Observing NCL America's downsizing in Hawaii, it strikes us that having an American-crewed vessel should not be the punishment that it has turned out to be.

When Hawaii's Sen. Daniel Inouye engineered the exemption that allowed NCL into this market in 2003, we said we would have preferred a broader relaxation of U.S. maritime regulations to create opportunities for all cruise lines at all U.S. ports.

We continue to believe that a broad review of the rules about U.S.-flag cruising is in order.

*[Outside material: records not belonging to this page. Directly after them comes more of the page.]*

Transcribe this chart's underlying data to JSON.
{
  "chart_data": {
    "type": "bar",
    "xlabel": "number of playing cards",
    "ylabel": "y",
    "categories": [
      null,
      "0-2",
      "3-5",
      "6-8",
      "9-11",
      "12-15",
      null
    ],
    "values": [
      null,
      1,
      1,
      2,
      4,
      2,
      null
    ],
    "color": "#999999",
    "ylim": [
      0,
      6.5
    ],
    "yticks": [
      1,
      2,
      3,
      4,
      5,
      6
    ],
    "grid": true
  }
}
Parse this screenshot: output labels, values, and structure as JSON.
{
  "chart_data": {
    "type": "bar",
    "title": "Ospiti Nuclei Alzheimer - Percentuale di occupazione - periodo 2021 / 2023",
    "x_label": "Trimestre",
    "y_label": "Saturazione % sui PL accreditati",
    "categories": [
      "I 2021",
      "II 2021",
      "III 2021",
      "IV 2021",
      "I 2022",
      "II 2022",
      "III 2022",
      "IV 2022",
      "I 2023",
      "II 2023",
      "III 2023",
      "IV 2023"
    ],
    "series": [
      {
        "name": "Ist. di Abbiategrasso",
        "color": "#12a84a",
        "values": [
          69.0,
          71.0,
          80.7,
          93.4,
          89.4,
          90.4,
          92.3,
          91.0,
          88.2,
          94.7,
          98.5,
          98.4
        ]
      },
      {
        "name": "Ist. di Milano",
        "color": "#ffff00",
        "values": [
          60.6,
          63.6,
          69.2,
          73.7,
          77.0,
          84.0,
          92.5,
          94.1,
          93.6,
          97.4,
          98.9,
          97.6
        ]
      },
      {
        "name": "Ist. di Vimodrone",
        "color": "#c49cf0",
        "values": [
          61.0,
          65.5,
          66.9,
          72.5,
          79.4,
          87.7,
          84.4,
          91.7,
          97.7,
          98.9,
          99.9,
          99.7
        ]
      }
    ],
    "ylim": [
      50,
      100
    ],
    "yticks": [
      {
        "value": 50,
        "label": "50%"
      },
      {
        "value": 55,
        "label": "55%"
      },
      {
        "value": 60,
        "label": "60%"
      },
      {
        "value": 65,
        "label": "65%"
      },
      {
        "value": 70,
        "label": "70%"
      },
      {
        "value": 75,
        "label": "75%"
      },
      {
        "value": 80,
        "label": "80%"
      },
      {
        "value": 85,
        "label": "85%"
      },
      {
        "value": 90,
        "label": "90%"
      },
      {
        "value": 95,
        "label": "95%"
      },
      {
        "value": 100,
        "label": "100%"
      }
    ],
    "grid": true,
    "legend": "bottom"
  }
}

For example, U.S. ships must be built in the U.S. and must be staffed with a crew of U.S. citizens, which is precisely why there is virtually no U.S. passenger fleet and no U.S. labor pool. This rule benefits no one.

If it takes a mix of American- and foreign-built ships and American and foreign waiters and American and foreign cabin stewards to make cruising work in Hawaii or in other domestic markets, then that's what the government should allow.

Amateur night, after night ...

Is it a coincidence that the Web's fascination with user- generated content has coincided with the rise of reality TV and the "American Idol" craze?

We don't think so. We can't seem to lay our hands on our sociology credentials at the moment, so you'll just have to trust us on this, but we think these trends have common roots. Our evil twin might call it something like "consumers drunk on empowerment" or "amateurs gone wild." We'll be more discreet and call it a hyper-drive for fulfillment, perhaps with a dash of the baby boomers' legendary distrust of authority and "experts."

Whatever it is, it has infected thousands of people, inducing them to sing ridiculously on network TV; to pontificate about books, movies, hotels and travel experiences on various Web sites; to lose tens of thousands of dollars on camera by publicly botching home renovations; to chronicle the most trivial aspects of their lives in the blogosphere.

On eBay, anybody can be an entrepreneur. In Wikipedia, anybody can be an expert. On YouTube, anybody can be a video editor.

When every aspect of our mass culture, from Home Depot to the Food Network, is pounding home the message that "you can do this," it's tough to be an expert service provider such as a travel agent, stock broker or realtor. Who's next, accountants?

In a few years, will there be a book on the best-seller list by a noted social commentator called "The Death of Expertise?"

We would not be surprised. 

Earth Day

Earth Day is coming up on April 22, which gives us an opportunity to reflect on the travel industry's environmental record and, what may be even more important, the public's perception of it.

On this score, we have some bad news. According to a recent survey sponsored by Orbitz, about half of the American traveling public believes the U.S. tourism industry is not environmentally friendly.

Even if they're wrong, the travel industry could still have a serious PR problem to deal with. It's simply bad for business if half your market thinks you're hurting the planet.